Video’s new game plan

Forget touchdowns, walk-off homeruns, penalty kicks, and three-pointers at the buzzer. The new watchword for sports on the screen is “gamification.”

The term is being tossed about frequently these days as video providers, sports leagues and legalized gambling books try to make early headway into what almost everyone believes will be a huge category combining sports, video, and betting. In an S&P Global Market Intelligence conference appearance earlier this month, Sinclair Broadcast Group CEO Chris Ripley used the term frequently to describe one way Sinclair hopes to overcome economic pressures on the regional sports network business by introducing betting elements into Sinclair’s Bally Sports RSNs.

“Gamification” doesn’t refer only to betting on sports outcomes. It’s a catch-all term video providers of all stripes are employing to describe a variety of presentation and interactivity elements they hope will lock in sports fans, deepen viewer engagement and make money around televised (or streamed) sports events.

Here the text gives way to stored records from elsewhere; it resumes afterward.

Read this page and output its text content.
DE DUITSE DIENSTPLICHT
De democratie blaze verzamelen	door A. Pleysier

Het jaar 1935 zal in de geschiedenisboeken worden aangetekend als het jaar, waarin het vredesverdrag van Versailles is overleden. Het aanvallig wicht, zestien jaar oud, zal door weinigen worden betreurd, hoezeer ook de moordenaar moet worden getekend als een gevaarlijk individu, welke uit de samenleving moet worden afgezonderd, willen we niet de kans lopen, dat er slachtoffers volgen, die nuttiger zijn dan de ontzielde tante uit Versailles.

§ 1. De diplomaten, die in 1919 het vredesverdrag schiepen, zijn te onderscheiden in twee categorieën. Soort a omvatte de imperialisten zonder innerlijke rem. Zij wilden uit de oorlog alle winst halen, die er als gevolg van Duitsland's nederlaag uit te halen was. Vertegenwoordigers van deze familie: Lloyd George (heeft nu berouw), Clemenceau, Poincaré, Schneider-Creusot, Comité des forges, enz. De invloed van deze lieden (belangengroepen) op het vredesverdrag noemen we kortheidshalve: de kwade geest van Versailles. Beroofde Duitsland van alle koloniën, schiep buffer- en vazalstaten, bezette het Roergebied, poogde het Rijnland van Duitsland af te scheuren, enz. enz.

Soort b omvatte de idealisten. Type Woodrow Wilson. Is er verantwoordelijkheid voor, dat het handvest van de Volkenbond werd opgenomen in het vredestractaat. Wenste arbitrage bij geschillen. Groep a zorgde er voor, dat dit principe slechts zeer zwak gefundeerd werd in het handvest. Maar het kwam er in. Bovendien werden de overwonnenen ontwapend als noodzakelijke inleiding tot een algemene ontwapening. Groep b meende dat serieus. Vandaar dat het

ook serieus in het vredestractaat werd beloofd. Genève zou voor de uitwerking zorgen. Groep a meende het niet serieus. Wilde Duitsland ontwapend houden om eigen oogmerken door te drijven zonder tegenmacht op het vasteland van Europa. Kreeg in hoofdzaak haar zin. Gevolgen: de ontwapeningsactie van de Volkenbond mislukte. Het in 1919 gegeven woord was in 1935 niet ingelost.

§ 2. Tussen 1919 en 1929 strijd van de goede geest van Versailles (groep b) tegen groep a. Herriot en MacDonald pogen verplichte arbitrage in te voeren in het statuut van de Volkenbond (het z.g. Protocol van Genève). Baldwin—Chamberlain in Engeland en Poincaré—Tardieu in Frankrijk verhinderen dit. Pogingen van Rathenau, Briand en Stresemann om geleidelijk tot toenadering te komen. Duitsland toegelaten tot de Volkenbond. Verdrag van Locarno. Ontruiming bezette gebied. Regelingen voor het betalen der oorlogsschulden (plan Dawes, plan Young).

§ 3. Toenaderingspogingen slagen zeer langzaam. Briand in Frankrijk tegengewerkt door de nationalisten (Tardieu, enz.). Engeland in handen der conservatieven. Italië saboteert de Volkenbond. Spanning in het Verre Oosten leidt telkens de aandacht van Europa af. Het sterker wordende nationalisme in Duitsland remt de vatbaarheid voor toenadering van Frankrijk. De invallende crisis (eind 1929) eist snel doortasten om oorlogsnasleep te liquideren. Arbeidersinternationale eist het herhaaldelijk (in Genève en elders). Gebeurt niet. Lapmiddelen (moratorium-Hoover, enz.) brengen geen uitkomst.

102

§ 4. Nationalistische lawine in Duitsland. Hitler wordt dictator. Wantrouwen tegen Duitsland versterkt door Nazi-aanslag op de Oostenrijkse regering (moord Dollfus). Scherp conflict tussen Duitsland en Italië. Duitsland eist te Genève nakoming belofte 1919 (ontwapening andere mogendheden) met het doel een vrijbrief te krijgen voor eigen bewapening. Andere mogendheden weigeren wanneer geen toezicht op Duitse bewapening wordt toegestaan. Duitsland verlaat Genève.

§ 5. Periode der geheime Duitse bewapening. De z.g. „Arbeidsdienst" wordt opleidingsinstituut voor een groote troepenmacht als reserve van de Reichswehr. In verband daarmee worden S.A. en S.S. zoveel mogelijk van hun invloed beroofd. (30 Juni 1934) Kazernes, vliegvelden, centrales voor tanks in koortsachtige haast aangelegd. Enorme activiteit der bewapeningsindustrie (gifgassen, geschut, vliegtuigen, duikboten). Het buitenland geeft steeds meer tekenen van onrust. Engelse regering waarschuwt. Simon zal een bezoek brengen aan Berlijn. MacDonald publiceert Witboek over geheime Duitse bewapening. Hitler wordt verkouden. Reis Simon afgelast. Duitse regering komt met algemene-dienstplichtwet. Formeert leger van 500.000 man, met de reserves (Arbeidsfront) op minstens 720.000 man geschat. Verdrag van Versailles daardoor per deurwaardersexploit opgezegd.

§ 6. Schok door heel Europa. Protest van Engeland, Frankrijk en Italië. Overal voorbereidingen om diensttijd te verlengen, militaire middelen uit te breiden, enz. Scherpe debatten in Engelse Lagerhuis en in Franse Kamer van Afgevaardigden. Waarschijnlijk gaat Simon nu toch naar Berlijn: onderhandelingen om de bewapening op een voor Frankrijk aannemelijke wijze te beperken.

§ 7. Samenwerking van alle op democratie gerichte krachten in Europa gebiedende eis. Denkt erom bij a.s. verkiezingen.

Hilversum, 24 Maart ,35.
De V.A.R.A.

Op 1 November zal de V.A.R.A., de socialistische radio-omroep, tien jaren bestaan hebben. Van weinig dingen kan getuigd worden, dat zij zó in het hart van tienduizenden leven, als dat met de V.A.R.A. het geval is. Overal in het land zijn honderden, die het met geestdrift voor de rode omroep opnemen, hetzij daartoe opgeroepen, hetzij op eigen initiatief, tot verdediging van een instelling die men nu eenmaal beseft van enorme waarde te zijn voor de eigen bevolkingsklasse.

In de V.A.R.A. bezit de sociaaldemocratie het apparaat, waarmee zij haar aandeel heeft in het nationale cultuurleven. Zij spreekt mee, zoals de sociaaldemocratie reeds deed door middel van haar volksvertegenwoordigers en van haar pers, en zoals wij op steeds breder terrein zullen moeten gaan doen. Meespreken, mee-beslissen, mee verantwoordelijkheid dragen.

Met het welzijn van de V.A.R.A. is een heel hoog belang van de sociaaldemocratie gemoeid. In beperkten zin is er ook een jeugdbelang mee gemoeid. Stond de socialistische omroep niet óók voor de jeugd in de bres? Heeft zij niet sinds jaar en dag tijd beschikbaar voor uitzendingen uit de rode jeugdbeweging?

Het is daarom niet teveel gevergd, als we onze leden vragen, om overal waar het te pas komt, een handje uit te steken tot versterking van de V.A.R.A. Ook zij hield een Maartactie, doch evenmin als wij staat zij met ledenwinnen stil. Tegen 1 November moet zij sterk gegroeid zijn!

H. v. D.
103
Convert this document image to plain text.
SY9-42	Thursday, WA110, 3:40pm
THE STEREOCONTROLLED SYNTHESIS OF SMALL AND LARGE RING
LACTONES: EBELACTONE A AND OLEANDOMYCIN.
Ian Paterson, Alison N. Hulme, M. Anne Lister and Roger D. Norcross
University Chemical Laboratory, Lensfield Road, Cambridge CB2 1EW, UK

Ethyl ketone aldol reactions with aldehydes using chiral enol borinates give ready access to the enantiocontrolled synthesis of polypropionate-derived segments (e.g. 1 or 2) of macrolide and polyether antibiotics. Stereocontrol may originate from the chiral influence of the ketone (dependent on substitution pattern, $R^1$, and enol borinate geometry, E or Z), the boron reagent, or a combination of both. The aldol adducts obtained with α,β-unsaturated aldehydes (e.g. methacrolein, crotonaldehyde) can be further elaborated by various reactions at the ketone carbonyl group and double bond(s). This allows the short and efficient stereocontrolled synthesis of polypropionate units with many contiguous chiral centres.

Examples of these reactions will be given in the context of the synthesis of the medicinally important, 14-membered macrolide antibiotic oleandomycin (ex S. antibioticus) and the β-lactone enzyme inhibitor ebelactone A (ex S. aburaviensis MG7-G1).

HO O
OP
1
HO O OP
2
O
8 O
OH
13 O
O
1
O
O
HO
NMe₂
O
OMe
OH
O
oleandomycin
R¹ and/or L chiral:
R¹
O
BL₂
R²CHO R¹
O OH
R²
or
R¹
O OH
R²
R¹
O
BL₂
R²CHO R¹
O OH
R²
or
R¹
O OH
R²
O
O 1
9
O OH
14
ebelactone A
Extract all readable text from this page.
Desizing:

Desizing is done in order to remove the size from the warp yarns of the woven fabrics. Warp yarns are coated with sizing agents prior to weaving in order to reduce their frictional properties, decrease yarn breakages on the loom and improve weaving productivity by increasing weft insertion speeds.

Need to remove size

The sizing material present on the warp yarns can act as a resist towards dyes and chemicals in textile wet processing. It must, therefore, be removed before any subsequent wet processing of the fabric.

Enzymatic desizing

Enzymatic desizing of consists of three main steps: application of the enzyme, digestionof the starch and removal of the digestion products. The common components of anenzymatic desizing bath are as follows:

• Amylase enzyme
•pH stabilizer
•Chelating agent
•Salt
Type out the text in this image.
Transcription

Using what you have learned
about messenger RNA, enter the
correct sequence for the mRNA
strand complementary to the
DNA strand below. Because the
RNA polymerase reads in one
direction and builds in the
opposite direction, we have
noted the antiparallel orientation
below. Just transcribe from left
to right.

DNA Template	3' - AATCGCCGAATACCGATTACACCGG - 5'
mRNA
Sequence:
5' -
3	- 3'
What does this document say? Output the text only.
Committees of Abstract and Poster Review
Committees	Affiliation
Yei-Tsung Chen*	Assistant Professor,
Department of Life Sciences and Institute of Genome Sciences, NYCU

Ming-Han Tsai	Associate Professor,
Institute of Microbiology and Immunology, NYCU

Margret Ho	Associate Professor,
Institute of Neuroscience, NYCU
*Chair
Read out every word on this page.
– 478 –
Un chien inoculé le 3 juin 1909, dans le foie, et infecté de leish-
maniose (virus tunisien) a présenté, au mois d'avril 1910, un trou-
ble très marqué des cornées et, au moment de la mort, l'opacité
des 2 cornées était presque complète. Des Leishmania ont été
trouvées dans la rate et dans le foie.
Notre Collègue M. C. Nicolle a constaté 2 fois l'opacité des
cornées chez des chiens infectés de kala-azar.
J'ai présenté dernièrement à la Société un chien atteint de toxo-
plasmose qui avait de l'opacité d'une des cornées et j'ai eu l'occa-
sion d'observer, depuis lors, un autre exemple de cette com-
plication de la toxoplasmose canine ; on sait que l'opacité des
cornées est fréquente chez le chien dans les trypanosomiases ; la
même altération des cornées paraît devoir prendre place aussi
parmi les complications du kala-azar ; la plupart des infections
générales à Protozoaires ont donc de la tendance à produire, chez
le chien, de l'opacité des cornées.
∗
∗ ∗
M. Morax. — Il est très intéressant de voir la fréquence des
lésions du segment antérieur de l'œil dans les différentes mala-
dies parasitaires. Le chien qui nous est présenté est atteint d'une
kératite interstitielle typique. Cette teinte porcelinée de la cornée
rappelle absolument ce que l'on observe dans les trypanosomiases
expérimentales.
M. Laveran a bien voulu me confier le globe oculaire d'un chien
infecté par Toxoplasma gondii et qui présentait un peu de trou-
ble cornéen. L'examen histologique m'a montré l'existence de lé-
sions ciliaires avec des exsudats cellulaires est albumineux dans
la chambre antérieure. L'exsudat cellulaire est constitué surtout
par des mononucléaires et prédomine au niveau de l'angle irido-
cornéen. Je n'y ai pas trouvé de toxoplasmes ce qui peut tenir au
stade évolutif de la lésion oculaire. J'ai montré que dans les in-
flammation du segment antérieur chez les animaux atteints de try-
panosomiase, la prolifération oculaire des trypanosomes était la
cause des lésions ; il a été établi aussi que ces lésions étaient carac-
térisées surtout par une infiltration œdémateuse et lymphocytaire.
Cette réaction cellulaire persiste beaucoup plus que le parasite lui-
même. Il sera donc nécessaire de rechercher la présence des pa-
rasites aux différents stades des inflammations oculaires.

When ViacomCBS’s Nickelodeon pasted overlays of spritzing slime fountains over a live NFL playoff game last year, that was an example of “gamification,” too. But legalized betting on sports is clearly the main “gamification” use case. Which is why video providers are trying to get in early on the movement now. One example: the virtual MVPD fuboTV, anticipating a large role in betting tied to live sports, has started inviting users to guess about the outcomes of live events within a new on-screen gaming application it calls FanView. Here, there’s no money changing hands, but the idea is that by introducing fans now to the idea of “betting” on outcomes, fubo TV thinks it can get a head start around the real thing, in tandem with more U.S. states permitting legal gambling on sports. Sling TV is doing something similar with a real-time statistics and gambling odds channel tied to its partnership with the betting site DraftKings.

One task ahead has to do with mainstreaming sports betting. As product development executives from streaming video services noted last week at the Stream TV Show presented by FierceVideo, the world of sports betting today is a confusing landscape, fraught with unfamiliar terms like “Tissue Price” (initial odds published by a sports book) or a “ “hook” (an extra half-point available for point-spread bets). They believe it will be incumbent on TV industry participants to demystify the trade.

Another key: Making headway in trimming down latency, or the time interval occurring between when a live play occurs on the field, and when it shows up on a screen. Right now it’s common for viewers to see a live sports moment on the screen 20 to 40 seconds after it actually occurred, pointed out fuboTV Chief Product Officer Mike Berkley. Obviously, that has implications for a fair betting environment. So even as providers look to compress latency, their early focus will be mostly around less time-sensitive “proposition” bets, like whether NBA star Steph Curry scores more than 40 points in tonight’s game. That way, the odds for achieving hoped-for synergy between gambling and streaming sports will improve.